Without asking permission, Grace opened the door. Both girls were sprawled on the rug with a teen magazine open in front of them. Linnet made a jerky motion as though to push the magazine out of sight under the bed and then blushed when she realized she was too late.

“We do,” she said hurriedly. “Have homework, I mean. It’s just that my YM came today, and we were only looking.”

“That’s fine,” Grace said equably. “You’ll have plenty of time to do your homework later. But right now, Claire’s dad is waiting to take us out for pizza. And I’m waiting to hear all about the audition.”

“Oh!” Linnet’s face lit and then clouded as quickly. She jumped up. “It was so scary. Wasn’t it, Claire?”

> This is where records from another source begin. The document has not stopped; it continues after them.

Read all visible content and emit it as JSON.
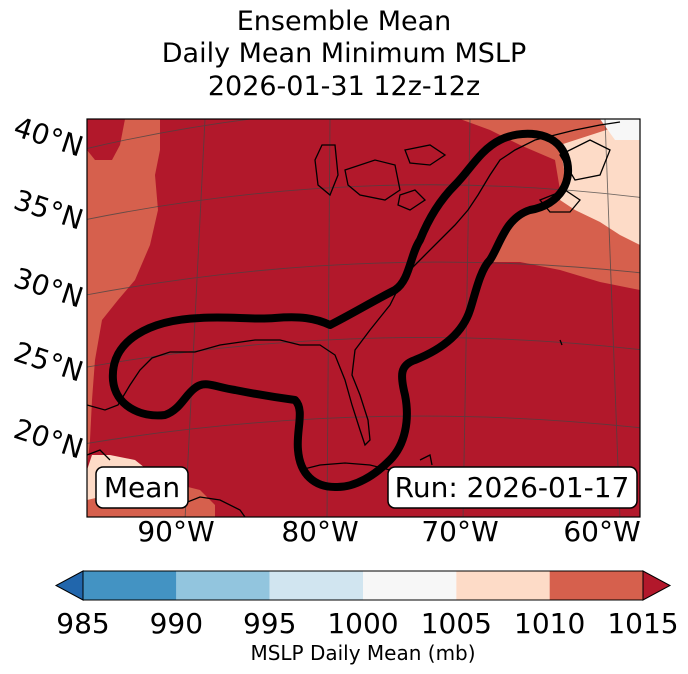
{
  "title": {
    "line1": "Ensemble Mean",
    "line2": "Daily Mean Minimum MSLP",
    "line3": "2026-01-31 12z-12z"
  },
  "map": {
    "lat_labels": [
      "40°N",
      "35°N",
      "30°N",
      "25°N",
      "20°N"
    ],
    "lon_labels": [
      "90°W",
      "80°W",
      "70°W",
      "60°W"
    ],
    "mean_box": "Mean",
    "run_box": "Run: 2026-01-17",
    "colors": {
      "land_shade_dark": "#b2182b",
      "mid_shade": "#d6604d",
      "light_shade": "#fddbc7",
      "white_shade": "#f7f7f7"
    }
  },
  "colorbar": {
    "ticks": [
      "985",
      "990",
      "995",
      "1000",
      "1005",
      "1010",
      "1015"
    ],
    "label": "MSLP Daily Mean (mb)",
    "colors": [
      "#2166ac",
      "#4393c3",
      "#92c5de",
      "#d1e5f0",
      "#f7f7f7",
      "#fddbc7",
      "#d6604d",
      "#b2182b"
    ]
  }
}
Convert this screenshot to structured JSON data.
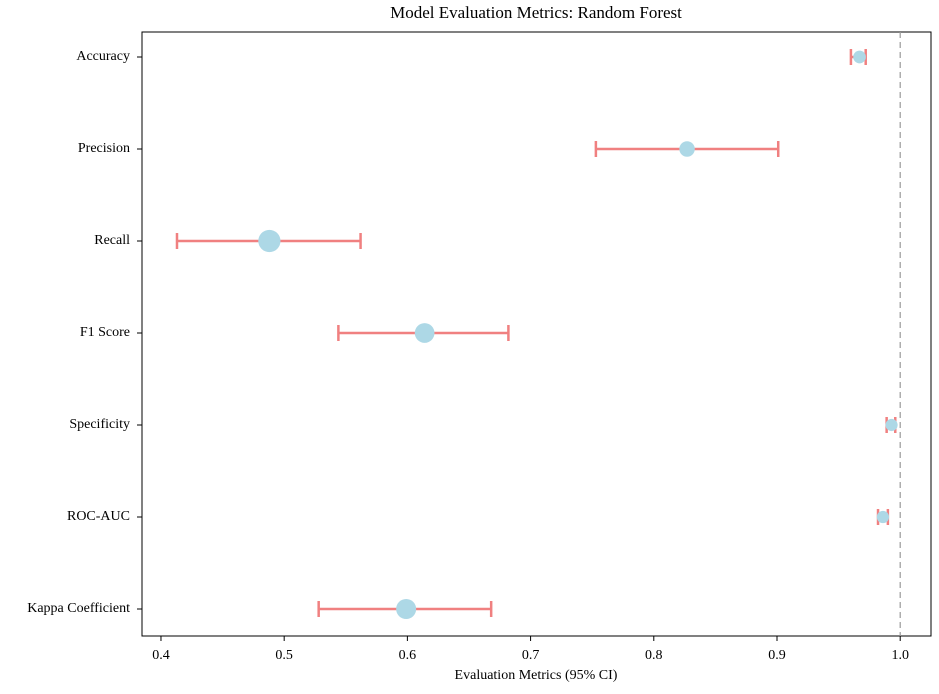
{
  "chart_data": {
    "type": "errorbar",
    "title": "Model Evaluation Metrics: Random Forest",
    "x_label": "Evaluation Metrics (95% CI)",
    "categories": [
      "Accuracy",
      "Precision",
      "Recall",
      "F1 Score",
      "Specificity",
      "ROC-AUC",
      "Kappa Coefficient"
    ],
    "values": [
      0.967,
      0.827,
      0.488,
      0.614,
      0.993,
      0.986,
      0.599
    ],
    "ci_lower": [
      0.96,
      0.753,
      0.413,
      0.544,
      0.989,
      0.982,
      0.528
    ],
    "ci_upper": [
      0.972,
      0.901,
      0.562,
      0.682,
      0.996,
      0.99,
      0.668
    ],
    "point_color": "#add8e6",
    "errorbar_color": "#f08080",
    "reference_line": 1.0,
    "reference_color": "#999999",
    "xlim": [
      0.3846,
      1.025
    ],
    "xticks": [
      0.4,
      0.5,
      0.6,
      0.7,
      0.8,
      0.9,
      {
        "value": 1.0,
        "label": "1.0"
      }
    ]
  }
}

Before the other girl could answer, Grace smiled at her. “I hear you were fabulous. Your dad says you’re a natural.”

The pretty dark-haired girl squirmed. “It, um, went okay. But it was scary.”

“I would never, in a million years, have gone out on stage in front of an audience at your age,” Grace admitted. “I’m amazed at you two.”

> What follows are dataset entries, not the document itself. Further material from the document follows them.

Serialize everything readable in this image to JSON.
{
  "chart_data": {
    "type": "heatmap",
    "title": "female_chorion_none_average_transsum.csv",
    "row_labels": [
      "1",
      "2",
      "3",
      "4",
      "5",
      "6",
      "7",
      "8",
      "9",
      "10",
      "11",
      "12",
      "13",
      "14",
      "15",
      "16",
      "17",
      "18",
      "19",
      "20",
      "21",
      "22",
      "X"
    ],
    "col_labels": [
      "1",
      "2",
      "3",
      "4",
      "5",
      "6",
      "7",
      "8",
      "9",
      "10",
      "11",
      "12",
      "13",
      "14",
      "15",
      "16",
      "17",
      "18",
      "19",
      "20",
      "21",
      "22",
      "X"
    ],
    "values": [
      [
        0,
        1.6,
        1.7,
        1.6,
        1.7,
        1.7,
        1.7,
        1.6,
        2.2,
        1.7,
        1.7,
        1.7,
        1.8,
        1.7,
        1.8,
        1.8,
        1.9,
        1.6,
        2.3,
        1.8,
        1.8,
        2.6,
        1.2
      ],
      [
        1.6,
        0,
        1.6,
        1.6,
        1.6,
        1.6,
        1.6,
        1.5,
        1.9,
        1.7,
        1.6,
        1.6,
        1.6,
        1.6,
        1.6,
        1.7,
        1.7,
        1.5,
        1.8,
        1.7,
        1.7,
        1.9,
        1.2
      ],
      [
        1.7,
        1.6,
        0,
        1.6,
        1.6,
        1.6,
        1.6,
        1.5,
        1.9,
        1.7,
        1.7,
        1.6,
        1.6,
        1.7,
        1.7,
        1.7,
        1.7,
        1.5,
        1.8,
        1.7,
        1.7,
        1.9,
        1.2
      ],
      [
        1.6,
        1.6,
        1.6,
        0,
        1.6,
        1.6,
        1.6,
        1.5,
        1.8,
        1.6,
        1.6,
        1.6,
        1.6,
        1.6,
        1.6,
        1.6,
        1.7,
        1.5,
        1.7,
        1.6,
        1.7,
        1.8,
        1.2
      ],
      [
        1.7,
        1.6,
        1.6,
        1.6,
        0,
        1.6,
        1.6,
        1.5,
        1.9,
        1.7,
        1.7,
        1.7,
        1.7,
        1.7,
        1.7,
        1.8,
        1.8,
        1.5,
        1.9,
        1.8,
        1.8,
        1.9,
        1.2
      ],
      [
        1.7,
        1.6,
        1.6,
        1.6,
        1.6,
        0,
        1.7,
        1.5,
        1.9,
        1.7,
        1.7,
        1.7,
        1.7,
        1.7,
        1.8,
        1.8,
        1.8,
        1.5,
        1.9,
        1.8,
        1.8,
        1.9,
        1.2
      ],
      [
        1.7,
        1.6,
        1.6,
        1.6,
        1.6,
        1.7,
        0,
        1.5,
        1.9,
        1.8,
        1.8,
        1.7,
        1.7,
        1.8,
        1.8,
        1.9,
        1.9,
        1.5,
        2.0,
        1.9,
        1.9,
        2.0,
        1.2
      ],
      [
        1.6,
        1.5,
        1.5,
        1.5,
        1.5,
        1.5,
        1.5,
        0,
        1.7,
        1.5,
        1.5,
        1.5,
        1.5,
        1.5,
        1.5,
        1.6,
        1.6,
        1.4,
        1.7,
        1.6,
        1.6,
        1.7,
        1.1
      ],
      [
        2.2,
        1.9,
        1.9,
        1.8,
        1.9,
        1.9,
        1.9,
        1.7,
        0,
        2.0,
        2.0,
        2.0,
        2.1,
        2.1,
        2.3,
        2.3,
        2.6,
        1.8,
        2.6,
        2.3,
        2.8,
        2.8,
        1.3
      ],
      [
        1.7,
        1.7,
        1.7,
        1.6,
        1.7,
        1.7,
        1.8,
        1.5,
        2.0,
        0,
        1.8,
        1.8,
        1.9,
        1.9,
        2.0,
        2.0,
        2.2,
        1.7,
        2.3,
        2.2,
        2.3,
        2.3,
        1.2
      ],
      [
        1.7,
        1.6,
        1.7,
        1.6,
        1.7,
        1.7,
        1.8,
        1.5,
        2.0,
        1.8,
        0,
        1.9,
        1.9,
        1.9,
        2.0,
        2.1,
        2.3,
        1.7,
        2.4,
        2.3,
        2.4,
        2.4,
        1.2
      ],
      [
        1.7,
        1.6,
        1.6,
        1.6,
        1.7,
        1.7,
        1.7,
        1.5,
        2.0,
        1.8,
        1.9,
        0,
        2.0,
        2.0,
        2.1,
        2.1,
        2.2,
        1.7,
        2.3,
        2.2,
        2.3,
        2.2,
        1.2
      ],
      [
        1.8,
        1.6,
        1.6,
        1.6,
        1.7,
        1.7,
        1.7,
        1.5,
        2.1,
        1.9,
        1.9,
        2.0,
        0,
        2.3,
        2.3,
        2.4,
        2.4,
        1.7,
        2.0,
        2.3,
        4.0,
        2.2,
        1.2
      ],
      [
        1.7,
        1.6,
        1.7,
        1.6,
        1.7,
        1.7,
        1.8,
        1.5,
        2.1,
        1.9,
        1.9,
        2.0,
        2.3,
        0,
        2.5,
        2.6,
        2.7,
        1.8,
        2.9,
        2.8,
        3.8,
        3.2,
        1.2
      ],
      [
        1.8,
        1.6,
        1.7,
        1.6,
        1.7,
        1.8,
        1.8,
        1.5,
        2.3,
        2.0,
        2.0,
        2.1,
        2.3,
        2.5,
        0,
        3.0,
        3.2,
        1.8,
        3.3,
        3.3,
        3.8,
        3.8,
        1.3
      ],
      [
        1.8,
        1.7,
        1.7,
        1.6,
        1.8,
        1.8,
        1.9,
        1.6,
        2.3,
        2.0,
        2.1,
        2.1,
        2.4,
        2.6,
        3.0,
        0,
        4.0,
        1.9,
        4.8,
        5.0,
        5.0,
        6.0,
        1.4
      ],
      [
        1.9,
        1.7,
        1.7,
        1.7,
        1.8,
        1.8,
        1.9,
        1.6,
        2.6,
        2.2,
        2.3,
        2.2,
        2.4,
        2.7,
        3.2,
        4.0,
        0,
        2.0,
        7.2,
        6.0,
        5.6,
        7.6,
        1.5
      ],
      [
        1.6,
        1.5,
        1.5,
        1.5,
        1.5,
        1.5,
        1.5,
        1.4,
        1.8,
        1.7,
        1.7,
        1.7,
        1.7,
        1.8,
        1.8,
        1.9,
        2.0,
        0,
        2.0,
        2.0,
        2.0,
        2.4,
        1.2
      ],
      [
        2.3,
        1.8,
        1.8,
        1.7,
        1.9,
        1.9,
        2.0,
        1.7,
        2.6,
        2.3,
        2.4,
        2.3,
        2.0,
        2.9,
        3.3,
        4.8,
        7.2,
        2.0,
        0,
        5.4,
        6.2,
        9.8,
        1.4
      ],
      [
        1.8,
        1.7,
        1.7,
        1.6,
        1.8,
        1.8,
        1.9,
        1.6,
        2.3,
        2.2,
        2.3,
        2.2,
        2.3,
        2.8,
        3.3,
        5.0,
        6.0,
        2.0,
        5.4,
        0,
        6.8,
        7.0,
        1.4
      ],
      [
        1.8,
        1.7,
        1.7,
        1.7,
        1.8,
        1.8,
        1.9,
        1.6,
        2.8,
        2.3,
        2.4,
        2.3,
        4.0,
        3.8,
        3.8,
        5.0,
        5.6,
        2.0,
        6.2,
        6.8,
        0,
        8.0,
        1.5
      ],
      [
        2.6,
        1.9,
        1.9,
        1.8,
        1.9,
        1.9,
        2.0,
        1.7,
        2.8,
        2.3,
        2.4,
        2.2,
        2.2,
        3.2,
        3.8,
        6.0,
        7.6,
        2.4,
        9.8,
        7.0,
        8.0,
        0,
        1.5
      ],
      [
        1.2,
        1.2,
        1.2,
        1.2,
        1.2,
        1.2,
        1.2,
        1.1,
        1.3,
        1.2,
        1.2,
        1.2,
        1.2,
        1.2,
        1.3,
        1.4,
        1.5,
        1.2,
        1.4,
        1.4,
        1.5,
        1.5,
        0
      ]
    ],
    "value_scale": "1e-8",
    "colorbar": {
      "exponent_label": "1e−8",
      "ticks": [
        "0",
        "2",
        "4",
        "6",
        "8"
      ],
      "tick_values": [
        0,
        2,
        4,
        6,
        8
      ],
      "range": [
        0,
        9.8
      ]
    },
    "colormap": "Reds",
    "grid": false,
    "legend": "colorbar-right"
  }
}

They blushed and mumbled something, not protesting again as she hustled them downstairs where David waited. He opened the rear passenger door of the sedan. Linnet climbed in with a smile of thanks. Claire, of course, sauntered to the other side and got in on her own, refusing to accept even a routine courtesy from her father.

Once in herself, Grace repeated her praise. “What about you?” she asked David. “Did you ever do any acting?”

“Actually, I did,” he stunned her by saying. “I even played Benedick in Much Ado, once upon a time.”

“You did?” his daughter exclaimed from the back-seat. She sounded as if he’d admitted to having flown to the moon or served time for murder one.

“Uh-huh.” He was smart enough to keep his response low-key. Starting the car and pulling on to the street, David continued, “I acted in both high school and college. Not during football season—I was a wide receiver. But the rest of the year…heck, I did A Streetcar Named Desire, Inherit the Wind…probably a dozen plays.”

“Well.” Grace tried very hard not to sound as poleaxed as Claire had. “I can see you as Benedick,” she heard herself saying, and realized it was true.

He shot her a glance. “Flailing against the inevitable?”

Marriage and love, he meant. Benedick had been determined never to take a wife. To his horror, his friends fell one by one to the lure of gentle women—or, perhaps more accurately, to the lure of the manors and acres with which fathers were willing to dower daughters of marriageable age. And Benedick, poor Benedick, loved a sharp-tongued spinster without even knowing it, until she taunted him into admitting to his weakness. And until she admitted to needing him.

Grace wondered if Benedick had tried marriage once before, and failed. Shakespeare hadn’t said, not that she recalled. Benedick might well have been a man who didn’t know how to tell his daughter he loved her. He was rather clumsy about expressing affection.

She could hardly say that, however. “I was thinking more of his cynicism.”

Could a man’s eyes smile when his mouth hadn’t curved?

“So you think I’m a cynic,” he murmured.

“What’s a cynic?” Linnet piped up.

“Somebody who thinks everything is going to turn out bad,” Claire said.

“Not exactly.” Grace smiled over her shoulder at the two girls. “That’s a pessimist. A cynic is more somebody who thinks everyone is really behaving selfishly no matter how it appears on the surface.”

“You mean, like saying Mother Teresa was only in it for the press?” Claire suggested.

“Uh…I have a feeling that even a cynic would have a tough time with her.” A laugh bubbling in her throat, Grace took a shy look at David. “Shall we ask our resident expert?”